Looking at current tourist maps of Luang Prabang, it seems that almost half the houses have been turned into tourist facilities: hotels, guest houses, restaurants --even a swimming pool or two! (The buildings in all that existed of Luang Prabang in the early 1970s are a part of the United Nations "World Heritage" zone and cannot be altered externally or torn down.) Where do all those people from the houses live now?

LUANG PRABANG TOURIST MAP: The "Pond House," the first place we lived, is across "Bounkhong Road" from #67 on the map. Our second house, where we moved to escape the virulent malaria at the "Pond House," is next to Wat Xieng Thong, The [former] King's Wat, #2 near the top edge of the map. So who ever knew that "Bounkhong Road" had a name!

When I was there, there was one restaurant, one soup shop, and three 24 hour-a-day Ovaltine cafes. Yes, Ovaltine! There was one place for transients to stay called locally the "bunk-ka-low"("bungalow"), and until the Phou Vao Hotel was built just before my departure, there was no swimming pool closer than the American suburb outside Vientiane, hundreds of miles away. But who needed swimming pools with three magnificent waterfalls with crystal-clear water to relax in? One of my traditions while I was there was an annual Christmas Day skinny-dipping party at the most spectacular of the falls, the 150-foot-high-three tiered Kouang Sy falls just south of town with its three basins, each in a more enchanting tropical glade than the one before. This trip could have been dangerous as "the other side" in the war pretty much controlled that territory. (Americans called the Pathet Lao -- "State of Laos" -- army "the other side." Lao called them "our brothers and sisters." Slight difference in point-of-view.)




Fun at a tiny waterfall within easy walking distance
from town. The scrawny white guy in the middle is me.
Khamsouk and Thongdy, my first adoptees, are to my right.
The guy furthest toward the left in the picture is Bounthanh. He got swept up
in one of the regular dragnet sweeps and shanghaied into one or another
of the armies the day after this picnic at the falls. He came to show us his
gun, which was as tall as he was, and probably weighed more. His family
told us he died three days later. We never saw him again.
His sad, short life - 14 years - is probably a whole other story.
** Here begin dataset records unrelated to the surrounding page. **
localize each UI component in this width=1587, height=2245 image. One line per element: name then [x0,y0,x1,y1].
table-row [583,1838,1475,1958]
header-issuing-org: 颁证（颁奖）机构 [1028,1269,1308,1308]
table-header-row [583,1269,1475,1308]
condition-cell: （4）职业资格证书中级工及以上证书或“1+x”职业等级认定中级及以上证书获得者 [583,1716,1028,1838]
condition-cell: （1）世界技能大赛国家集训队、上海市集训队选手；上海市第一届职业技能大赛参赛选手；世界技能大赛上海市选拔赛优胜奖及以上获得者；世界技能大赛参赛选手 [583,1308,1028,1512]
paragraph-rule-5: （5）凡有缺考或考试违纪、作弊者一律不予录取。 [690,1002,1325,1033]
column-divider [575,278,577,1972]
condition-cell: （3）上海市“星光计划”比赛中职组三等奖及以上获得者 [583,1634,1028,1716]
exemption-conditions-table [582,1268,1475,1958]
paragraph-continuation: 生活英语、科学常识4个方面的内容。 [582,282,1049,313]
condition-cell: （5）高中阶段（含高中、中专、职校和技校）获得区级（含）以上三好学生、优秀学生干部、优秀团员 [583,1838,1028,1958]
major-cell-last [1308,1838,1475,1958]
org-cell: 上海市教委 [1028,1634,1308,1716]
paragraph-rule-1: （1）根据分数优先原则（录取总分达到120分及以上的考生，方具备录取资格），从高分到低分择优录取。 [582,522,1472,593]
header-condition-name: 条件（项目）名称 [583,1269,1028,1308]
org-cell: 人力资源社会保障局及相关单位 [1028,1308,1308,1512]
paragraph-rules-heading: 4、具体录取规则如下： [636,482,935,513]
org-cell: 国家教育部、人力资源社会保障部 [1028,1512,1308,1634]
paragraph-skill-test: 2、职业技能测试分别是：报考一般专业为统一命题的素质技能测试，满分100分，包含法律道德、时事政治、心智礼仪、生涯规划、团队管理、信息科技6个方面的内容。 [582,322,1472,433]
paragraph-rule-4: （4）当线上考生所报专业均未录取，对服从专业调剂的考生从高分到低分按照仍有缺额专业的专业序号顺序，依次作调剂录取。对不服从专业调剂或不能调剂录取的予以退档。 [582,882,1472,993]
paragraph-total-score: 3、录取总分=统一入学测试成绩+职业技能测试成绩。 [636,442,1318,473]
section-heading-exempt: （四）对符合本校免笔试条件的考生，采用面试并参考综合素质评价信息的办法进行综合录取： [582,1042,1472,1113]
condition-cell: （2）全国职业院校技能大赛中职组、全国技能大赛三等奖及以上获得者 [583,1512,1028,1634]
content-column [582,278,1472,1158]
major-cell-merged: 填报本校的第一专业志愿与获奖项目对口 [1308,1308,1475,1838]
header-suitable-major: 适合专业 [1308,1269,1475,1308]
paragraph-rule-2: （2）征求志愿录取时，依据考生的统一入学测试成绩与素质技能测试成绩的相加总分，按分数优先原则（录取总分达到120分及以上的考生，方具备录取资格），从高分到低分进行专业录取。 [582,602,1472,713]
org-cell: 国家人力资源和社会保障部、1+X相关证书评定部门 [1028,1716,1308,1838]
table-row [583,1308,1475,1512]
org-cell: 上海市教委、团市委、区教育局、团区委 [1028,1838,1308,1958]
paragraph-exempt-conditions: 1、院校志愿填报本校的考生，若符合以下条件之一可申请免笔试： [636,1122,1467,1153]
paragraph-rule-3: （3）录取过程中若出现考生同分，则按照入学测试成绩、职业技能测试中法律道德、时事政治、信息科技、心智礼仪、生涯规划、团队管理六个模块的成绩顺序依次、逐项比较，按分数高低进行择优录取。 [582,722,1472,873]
Before I found myself in Laos, I had graduated from the University of North Carolina at Chapel Hill with a Summa Cum Laude degree in English literature, with a specialization in renaissance literature and somewhat of a gift for languages. My original choice for a career, the calling for which my really first-class education prepared me -- things like classical and New Testament Greek, a smattering of self-taught Hebrew, sundry theological courses -- was blocked mostly because of my family's deserved reputation for public scandal (the South could be like that, 'way back then).



Old East at the University of North Carolina at Chapel Hill,
built in 1792, was my dorm.
Nowadays, it has been gutted, rebuilt, and turned into an office building.
The only thing left of my Old East is the brick skin.
Alas, the little rooms for the students' personal slaves
are long since gone too, the victim of even earlier makeovers.

In France, or even in Britain, black sheep sons from disreputable families used to be sent overseas with the Foreign Legion or with Colonial Armies. In the U.S. the Peace Corps sometimes served the same function. Completely demolished emotionally and totally confused as to what meaning the rest of my life might have, I joined the Peace Corps on graduation and was assigned to teach in Turkey. For some reason, I felt (and still feel) that I have to prove myself "tough enough." History is full of men who because of physical weakness or emotional turmoil pit themselves against the toughest odds they can find. In recent history Theodore Roosevelt and Franklin D. Roosevelt come to mind. I maneuvered myself in to one of the more challenging assignments available, teaching at Ataturk University in Erzurum, a frigid place on the lower slopes of Mount Ararat. It was a wild place where people were either tough or dead. One crisp winter morning, a wolf was killed on my doorstep. From October through mid-May there were snow accumulations of several feet with drifts of several yards and nighttime low temperatures hovered between 40 and 50 degrees below zero. (At minus 44 degrees, Fahrenheit and Celsium temperatures are the same.) We rode one-horse sleighs to work at the university campus just outside town. Motorized vehicles couldn't make it. The only times I got really warm was Saturday afternoons, when I went for my weekly bath at a local hammam (Turkish bath), some of which were built in the early 1200s. A whole afternoon of luxury for less than 5 cents! Then a leisurely dinner of schnitzel, the local specialty, and plentiful, cheap Turkish beer. It would be worth a trip back to Erzurum just to repeat one of those delightful Saturdays, probably minus the beer.

After returning to the U.S. with admission to graduate school at Cornell University, it seemed that my future as a professor was made. Yet I knew that the tameness of American college life was not what I really wanted. The only other choice in the mid-1960s was to sit and wait to be drafted for cannon fodder in Vietnam. I didn't want that either. A friend had had experience with an outfit called International Voluntary Services (IVS) which had a colorful history dating back to World War I as a haven for young men from the traditional "peace churches" to serve honorably, usually as ambulance drivers or attendants where their survival rate was often lower than that of soldiers in the trenches.